Anis menambahkan bahwa hak untuk hidup dilindungi secara kuat oleh instrumen hak asasi manusia internasional. Pasal 3 dari Deklarasi Universal Hak Asasi Manusia menjamin hak setiap individu atas kehidupan, kebebasan, dan keamanan. Selain itu, Pasal 6 Kovenan Internasional tentang Hak-Hak Sipil dan Politik (ICCPR), yang telah diratifikasi oleh Indonesia melalui Undang-Undang Nomor 12 Tahun 2005, menegaskan hak setiap orang untuk hidup dan melarang perampasan nyawa secara sewenang-wenang. Ia juga merujuk pada General Comment Nomor 36 dari Komite HAM PBB yang menekankan bahwa hak hidup adalah hak utama yang tidak dapat dikurangi, termasuk dalam situasi konflik bersenjata.
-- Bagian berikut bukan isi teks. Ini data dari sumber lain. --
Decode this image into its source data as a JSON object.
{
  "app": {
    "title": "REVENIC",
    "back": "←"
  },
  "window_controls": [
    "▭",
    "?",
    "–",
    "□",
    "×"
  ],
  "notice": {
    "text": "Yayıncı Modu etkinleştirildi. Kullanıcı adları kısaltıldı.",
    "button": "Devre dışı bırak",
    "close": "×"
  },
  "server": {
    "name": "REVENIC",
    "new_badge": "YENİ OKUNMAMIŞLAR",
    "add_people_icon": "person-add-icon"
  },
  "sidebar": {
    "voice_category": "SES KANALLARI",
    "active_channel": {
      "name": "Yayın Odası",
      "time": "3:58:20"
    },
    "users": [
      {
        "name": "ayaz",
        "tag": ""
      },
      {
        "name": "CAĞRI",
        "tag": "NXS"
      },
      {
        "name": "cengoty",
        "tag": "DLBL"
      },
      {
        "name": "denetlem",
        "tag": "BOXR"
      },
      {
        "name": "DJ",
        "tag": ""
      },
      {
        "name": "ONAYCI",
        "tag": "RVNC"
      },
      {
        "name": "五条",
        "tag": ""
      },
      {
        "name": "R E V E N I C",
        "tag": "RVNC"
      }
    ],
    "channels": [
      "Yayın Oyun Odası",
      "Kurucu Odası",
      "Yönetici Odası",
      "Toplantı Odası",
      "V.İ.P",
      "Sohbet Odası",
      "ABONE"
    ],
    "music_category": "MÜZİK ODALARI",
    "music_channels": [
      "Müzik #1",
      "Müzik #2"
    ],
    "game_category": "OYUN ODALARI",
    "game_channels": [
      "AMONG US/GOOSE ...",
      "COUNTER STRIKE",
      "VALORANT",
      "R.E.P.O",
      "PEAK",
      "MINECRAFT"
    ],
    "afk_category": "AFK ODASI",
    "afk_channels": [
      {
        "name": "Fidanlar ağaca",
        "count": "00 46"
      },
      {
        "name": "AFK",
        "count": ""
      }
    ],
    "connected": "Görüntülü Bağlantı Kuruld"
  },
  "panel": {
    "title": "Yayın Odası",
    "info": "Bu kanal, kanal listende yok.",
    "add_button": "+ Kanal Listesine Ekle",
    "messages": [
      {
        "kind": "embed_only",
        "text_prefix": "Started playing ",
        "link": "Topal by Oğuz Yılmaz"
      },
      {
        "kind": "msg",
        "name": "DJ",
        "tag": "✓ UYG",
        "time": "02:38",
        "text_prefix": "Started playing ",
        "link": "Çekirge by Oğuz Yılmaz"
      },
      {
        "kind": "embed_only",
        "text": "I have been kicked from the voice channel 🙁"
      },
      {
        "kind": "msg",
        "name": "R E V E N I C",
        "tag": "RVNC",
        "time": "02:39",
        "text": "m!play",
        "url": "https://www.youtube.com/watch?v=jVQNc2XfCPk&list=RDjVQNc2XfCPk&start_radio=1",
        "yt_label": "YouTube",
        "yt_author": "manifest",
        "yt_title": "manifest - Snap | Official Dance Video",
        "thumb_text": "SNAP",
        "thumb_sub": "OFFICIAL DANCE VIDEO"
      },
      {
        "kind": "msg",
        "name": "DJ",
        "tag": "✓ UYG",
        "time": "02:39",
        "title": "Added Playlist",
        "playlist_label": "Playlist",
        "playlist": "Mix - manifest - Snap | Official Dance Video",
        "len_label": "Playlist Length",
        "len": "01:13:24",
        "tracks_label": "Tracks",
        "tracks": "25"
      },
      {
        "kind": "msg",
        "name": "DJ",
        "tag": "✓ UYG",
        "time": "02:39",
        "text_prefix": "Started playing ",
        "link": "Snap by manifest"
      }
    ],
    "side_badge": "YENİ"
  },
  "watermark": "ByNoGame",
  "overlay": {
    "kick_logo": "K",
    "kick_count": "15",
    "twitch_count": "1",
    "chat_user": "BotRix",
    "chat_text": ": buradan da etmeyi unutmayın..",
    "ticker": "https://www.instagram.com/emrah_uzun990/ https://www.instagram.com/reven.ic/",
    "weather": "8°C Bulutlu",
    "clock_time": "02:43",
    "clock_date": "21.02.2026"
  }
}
Respons Terhadap Klaim Keterlibatan Intelijen
Komnas HAM mencermati pernyataan dari Kelompok Sipil Bersenjata (KSB) Kodap III Ndugama yang mengklaim bertanggung jawab atas penembakan tersebut, serta menyebut bahwa ketiga korban diduga terlibat dalam kegiatan intelijen. Anis menegaskan bahwa status seseorang sebagai aparatur sipil negara (ASN) tidak menghilangkan hak mereka sebagai warga sipil yang juga berhak atas perlindungan hak asasi manusia. Ia menekankan, “Setiap tuduhan mengenai keterlibatan seseorang dalam aktivitas keamanan atau intelijen harus didasarkan pada fakta yang dapat dipertanggungjawabkan dan tidak dapat menjadi pembenaran untuk merampas nyawa seseorang yang tidak sedang melakukan kekerasan atau mengambil bagian dalam tindakan permusuhan.”
Dalam konteks kekerasan bersenjata, Anis menekankan pentingnya menghormati prinsip kemanusiaan dan perlindungan terhadap warga sipil. Ia menegaskan bahwa warga sipil, termasuk ASN, tenaga kesehatan, guru, pekerja pelayanan publik, serta masyarakat setempat, tidak boleh menjadi sasaran serangan hanya berdasarkan pekerjaan, identitas, asal-usul, atau dugaan keberpihakan.
Komnas HAM juga menyatakan perlunya penyelidikan lebih lanjut mengenai dugaan pemisahan penumpang berdasarkan identitas atau asal-usul sebelum penembakan terjadi. Anis menambahkan, “Komnas HAM mendesak KSB di Papua untuk menghentikan segala bentuk serangan, pembunuhan, ancaman, intimidasi, dan kekerasan terhadap warga sipil serta menghormati prinsip-prinsip kemanusiaan dan menjamin perlindungan terhadap warga sipil serta orang-orang yang tidak terlibat dalam kekerasan.”